One day’s news might include excellent unemployment numbers, positive earnings from major corporations, and great news on housing or manufacturing—all things that should cause the stock market to rally. And yet, the market could very well go down, or not do much of anything.

That is one of the risks of trading the news: if you assume you know how the market will react, you are probably assuming too much. What the market should do is really an opinion. In the end, you can only trade what the market actually does.

Balance fundamentals with technical factors

In the end, no matter what experts or logic or historical patterns say a market should do next, markets only move when buyers and sellers adjust the price levels at which they agree to make deals. If there is a large volume of sellers and not many motivated buyers, prices are going to come down regardless of what the jobless claims number was. And if people get eager to buy, sellers are going to charge higher prices and move the market up, even if all the headlines are pessimistic.

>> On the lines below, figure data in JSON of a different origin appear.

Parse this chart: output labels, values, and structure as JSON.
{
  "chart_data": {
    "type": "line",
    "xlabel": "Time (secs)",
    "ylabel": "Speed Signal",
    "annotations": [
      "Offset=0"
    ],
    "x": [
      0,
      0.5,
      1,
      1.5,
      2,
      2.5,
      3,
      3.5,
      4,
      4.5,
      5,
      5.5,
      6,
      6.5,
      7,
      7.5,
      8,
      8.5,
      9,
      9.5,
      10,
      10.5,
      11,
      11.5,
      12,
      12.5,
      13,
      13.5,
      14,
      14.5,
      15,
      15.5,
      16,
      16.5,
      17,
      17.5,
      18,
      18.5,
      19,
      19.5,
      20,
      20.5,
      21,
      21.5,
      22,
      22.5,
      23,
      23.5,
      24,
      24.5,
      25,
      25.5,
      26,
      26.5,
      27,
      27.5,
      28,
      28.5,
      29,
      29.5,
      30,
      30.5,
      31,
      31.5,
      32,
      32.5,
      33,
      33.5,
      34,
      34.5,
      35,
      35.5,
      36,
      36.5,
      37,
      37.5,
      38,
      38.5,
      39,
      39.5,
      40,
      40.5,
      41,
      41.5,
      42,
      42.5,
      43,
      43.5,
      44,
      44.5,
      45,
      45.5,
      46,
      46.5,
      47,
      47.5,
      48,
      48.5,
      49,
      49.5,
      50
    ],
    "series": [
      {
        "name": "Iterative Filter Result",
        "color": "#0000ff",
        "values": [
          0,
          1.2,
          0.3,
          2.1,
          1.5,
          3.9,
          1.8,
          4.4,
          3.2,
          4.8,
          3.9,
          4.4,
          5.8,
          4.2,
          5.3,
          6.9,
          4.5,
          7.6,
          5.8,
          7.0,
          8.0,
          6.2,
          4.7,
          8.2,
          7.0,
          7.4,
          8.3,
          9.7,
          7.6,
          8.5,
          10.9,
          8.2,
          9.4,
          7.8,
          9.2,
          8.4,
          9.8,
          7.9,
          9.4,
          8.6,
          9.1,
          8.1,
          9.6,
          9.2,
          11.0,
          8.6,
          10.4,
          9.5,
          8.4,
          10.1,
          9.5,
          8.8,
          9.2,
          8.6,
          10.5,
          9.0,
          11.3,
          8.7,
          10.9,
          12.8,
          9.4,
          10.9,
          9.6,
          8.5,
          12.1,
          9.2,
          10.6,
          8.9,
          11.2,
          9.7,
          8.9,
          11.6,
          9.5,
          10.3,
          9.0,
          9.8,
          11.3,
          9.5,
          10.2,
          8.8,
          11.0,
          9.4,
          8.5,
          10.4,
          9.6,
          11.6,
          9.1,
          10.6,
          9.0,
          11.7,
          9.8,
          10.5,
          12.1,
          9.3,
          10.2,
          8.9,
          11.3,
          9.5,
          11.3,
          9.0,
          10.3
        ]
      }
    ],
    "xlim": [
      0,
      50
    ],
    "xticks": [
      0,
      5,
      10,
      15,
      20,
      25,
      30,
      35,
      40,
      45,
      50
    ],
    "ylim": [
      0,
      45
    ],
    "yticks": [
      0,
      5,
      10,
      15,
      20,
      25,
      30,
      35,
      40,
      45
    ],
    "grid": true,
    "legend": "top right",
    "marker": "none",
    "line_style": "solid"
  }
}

Often what happens is that larger players, institutions and funds, get bullish based on good economic news, but still want to get bargain prices. They may try to push prices down during low-volume periods, so they can buy in larger quantities once prices are low enough. The big, smart money routinely “runs the stops” and takes out smaller, retail traders in order to gain advantage in this way.

So it’s wise to look at the numbers in the news as well as on the chart. For example, if an Energy Department report shows that crude oil is oversupplied, it’s reasonable to expect a drop in prices. At the same time, you want to get the best possible risk to reward ratio in your trade. That means trading with an effective entry and exit strategy.

Economic event binaries

Nadex does offer a way to trade the fundamental economic number itself, without speculation about the market’s possible reaction. Take positions on the weekly jobless claims, monthly nonfarm payroll, or Fed Funds interest rate number with a binary option. This way, your trade is based solely on the number itself, not on what the market might do in reaction to it.

Of course, you’ll still have plenty of opinions coming at you in the days and weeks before those numbers are announced, but it removes one variable from your decision-making.